Making landfall when cruising is usually cause for celebration, but on the East Coast and in the Philippines, hurricane and typhoon landfalls are looking lethal.
Fortunately, Hurricane Florence was winding down from a Category 4 to a Category 2 Hurricane before coming ashore at Wrightsville Beach, North Carolina. The storm is still packing 90-mile-an-hour wind, and, combined with six- to 11-foot storm surge and the possibility of up to 40 inches of rain, could prove devastating to many inland communities and boats on the hard secured inside the low barrier islands and along the Intracoastal Waterway.
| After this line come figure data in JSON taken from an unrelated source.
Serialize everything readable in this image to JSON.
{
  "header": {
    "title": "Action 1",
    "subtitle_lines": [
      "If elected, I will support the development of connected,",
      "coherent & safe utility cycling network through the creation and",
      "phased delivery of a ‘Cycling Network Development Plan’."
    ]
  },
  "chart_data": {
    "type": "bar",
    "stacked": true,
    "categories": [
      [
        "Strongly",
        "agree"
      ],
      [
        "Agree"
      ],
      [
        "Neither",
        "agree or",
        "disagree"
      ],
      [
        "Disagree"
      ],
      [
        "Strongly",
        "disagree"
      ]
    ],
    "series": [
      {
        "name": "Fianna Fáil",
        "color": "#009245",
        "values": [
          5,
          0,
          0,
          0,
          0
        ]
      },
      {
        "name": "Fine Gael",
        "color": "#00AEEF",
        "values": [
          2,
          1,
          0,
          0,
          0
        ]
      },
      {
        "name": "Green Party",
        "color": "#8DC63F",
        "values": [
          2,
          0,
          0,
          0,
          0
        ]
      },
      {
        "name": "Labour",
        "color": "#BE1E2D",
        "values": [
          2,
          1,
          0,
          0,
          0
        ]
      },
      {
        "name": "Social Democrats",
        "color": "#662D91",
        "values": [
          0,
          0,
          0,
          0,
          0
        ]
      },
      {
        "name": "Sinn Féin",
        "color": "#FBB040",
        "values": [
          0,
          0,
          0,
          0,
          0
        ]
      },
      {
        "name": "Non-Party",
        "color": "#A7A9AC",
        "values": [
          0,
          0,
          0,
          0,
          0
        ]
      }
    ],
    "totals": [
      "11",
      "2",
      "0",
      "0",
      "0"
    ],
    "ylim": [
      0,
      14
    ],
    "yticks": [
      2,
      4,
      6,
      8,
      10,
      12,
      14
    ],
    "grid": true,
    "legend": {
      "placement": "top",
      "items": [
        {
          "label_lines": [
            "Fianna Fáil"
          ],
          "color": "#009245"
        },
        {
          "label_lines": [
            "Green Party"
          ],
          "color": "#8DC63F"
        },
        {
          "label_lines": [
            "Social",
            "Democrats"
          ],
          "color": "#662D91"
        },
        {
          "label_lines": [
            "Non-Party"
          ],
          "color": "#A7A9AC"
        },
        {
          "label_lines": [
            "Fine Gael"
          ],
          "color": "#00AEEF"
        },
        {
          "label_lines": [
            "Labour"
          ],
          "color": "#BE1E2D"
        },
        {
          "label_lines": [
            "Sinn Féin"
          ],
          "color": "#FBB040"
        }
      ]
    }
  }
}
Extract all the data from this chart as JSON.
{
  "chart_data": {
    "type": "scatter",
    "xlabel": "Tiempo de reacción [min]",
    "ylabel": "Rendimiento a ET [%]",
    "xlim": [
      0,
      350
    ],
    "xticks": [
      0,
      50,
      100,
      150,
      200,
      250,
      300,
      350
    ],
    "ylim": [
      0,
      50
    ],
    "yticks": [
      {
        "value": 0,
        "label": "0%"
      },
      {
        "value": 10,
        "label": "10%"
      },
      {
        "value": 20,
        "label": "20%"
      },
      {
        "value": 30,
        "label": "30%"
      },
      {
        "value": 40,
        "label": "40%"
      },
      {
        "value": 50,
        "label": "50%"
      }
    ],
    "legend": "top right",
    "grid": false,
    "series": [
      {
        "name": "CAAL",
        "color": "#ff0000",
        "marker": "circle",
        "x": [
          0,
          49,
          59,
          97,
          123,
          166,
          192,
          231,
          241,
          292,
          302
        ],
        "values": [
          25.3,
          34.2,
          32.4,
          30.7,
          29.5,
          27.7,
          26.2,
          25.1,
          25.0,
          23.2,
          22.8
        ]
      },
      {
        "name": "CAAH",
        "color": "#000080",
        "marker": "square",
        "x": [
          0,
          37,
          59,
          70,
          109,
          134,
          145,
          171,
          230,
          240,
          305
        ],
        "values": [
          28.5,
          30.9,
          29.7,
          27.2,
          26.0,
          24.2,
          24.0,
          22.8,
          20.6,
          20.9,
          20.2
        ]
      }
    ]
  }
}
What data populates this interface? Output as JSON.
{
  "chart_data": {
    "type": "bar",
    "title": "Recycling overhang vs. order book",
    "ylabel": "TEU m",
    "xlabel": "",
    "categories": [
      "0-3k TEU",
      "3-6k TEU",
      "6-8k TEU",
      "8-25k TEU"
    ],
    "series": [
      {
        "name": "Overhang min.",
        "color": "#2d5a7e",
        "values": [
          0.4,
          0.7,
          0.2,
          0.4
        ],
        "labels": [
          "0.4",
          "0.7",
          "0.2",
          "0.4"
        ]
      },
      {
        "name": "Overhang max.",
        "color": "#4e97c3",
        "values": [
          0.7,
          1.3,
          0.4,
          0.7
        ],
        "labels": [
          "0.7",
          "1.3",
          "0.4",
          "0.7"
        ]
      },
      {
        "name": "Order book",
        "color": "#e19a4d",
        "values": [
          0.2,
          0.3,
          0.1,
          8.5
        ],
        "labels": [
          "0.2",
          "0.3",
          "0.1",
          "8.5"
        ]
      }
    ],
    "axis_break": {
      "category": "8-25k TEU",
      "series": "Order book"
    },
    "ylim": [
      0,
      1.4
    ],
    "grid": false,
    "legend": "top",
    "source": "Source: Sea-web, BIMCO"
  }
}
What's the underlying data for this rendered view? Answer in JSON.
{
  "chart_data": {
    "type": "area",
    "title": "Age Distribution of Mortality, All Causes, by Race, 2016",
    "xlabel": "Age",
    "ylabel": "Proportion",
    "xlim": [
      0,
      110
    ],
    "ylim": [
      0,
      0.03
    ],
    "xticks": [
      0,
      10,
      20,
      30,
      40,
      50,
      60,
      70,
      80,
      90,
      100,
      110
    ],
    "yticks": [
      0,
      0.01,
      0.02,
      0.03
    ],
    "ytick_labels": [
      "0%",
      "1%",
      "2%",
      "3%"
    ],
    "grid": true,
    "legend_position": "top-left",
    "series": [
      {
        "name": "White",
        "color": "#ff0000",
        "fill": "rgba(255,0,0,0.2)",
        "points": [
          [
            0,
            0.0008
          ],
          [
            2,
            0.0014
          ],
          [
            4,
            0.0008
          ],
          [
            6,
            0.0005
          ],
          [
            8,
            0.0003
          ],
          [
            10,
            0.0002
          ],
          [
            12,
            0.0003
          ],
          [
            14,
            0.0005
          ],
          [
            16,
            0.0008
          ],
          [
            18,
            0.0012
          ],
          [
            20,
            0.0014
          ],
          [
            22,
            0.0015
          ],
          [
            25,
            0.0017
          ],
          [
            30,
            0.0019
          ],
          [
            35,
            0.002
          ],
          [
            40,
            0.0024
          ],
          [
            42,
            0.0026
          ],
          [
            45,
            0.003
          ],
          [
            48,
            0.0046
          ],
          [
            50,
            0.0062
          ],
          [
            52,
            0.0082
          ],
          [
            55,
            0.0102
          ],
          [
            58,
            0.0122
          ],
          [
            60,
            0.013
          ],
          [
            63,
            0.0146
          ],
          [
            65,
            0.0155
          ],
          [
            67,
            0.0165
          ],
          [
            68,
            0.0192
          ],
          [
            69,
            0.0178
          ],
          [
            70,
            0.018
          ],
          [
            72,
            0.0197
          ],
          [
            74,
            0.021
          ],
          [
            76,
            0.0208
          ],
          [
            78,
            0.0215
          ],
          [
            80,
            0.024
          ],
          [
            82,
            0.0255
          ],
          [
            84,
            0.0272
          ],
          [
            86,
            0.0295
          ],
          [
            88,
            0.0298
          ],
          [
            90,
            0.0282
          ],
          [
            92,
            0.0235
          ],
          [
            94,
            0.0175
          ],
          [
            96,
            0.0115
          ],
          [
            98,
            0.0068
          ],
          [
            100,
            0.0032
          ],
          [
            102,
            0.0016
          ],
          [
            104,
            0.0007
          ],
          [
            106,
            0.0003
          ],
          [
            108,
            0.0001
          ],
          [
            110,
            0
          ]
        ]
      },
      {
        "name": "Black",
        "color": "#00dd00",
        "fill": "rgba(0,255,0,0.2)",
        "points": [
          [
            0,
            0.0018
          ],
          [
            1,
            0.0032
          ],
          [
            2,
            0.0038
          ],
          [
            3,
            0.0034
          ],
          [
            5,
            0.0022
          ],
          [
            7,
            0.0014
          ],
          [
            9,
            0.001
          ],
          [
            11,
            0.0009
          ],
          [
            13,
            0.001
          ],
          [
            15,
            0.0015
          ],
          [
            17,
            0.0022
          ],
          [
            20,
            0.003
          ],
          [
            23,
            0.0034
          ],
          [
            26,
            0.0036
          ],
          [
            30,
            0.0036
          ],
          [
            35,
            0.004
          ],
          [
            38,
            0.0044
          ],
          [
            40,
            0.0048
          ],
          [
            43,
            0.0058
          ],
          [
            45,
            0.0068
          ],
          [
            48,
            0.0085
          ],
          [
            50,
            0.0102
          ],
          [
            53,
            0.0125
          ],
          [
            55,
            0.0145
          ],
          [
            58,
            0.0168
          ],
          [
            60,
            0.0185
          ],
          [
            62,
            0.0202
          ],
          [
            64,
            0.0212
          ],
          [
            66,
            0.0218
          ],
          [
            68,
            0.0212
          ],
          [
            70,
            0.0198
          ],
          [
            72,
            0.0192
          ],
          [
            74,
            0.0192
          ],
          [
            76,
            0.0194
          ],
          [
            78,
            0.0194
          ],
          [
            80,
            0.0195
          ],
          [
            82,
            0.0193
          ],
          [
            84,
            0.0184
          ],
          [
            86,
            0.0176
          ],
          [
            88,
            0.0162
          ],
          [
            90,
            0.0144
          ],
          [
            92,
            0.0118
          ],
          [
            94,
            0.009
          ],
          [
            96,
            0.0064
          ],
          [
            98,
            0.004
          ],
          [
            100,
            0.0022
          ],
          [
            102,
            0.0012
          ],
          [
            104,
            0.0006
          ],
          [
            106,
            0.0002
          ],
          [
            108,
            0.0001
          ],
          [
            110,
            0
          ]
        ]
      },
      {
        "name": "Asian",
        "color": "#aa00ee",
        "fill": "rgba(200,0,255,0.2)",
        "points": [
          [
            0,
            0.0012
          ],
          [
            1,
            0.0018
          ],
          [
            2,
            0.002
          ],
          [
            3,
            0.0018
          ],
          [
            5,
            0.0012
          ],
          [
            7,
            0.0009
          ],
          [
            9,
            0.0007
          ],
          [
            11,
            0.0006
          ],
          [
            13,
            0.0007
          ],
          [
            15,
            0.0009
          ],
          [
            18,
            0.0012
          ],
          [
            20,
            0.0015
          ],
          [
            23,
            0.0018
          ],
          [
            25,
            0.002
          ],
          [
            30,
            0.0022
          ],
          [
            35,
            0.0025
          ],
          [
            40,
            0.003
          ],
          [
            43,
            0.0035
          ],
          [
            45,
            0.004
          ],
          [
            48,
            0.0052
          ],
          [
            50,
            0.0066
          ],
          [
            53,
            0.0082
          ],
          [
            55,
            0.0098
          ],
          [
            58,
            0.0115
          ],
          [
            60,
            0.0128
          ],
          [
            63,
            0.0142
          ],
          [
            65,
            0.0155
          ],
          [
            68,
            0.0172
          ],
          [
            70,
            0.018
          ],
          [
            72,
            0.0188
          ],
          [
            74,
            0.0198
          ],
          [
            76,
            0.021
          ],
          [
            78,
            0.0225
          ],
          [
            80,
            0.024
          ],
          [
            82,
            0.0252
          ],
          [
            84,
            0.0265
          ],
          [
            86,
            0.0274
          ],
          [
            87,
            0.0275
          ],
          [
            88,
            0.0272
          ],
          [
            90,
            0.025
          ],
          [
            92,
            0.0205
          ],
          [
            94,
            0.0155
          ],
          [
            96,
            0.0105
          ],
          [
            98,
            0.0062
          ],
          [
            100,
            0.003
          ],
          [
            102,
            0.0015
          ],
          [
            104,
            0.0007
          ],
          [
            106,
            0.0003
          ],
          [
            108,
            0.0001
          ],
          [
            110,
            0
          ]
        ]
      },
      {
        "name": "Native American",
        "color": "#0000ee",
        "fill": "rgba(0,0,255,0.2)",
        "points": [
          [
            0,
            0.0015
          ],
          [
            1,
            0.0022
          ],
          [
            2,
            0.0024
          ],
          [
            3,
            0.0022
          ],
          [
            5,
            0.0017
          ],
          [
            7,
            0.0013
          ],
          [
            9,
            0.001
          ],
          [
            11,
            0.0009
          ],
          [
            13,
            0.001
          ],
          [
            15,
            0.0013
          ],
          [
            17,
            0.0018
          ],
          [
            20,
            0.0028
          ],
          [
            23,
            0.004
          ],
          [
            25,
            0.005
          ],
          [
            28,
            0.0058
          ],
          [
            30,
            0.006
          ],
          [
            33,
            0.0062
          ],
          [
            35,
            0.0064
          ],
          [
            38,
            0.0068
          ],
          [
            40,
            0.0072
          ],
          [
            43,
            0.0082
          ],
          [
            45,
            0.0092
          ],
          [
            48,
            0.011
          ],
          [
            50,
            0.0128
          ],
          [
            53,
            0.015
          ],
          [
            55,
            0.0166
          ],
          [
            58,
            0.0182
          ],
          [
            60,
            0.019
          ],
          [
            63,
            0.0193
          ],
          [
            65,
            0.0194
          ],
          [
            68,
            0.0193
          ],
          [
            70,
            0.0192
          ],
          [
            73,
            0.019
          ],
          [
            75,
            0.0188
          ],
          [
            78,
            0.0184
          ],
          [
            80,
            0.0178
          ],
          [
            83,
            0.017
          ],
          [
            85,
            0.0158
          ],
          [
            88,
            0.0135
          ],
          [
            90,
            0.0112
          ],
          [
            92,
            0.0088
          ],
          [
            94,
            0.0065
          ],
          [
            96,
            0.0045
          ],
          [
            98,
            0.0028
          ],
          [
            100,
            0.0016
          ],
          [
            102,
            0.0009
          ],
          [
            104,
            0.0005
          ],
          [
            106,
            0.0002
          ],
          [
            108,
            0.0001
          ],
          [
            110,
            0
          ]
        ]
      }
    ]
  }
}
Many may remember Wrightsville Beach as the second home of Westsail Yachts, where many Westsail 32s have been launched, with many being finished on site by the owners. Westsail Yachts was started in 1971 and quickly became so popular that they needed a second location on the East Coast to keep up with demand. The North Carolina coast from Morehead City down to Wrightsville Beach is also the common jumping-off point for many cruisers making the offshore passage to the Caribbean — usually after November 1, when hurricane season is ‘officially’ over and insurance policies kick in.
Back in the the Pacific, winds along the coast of Mexico have been benign but, right now, Typhoon Ompong (or Mangkhut) in the Philippines is looking dangerous, with winds in excess of 140 mph hitting the Northern Island of Luzon.
The Eastern Seaboard and the Philippines are bearing the brunt of these storms on opposite sides of the globe, but with similar threatening impacts.
In Hawaii, Tropical Storm Olivia has come and gone, though Oahu remains under a flash-flood warning until noon today.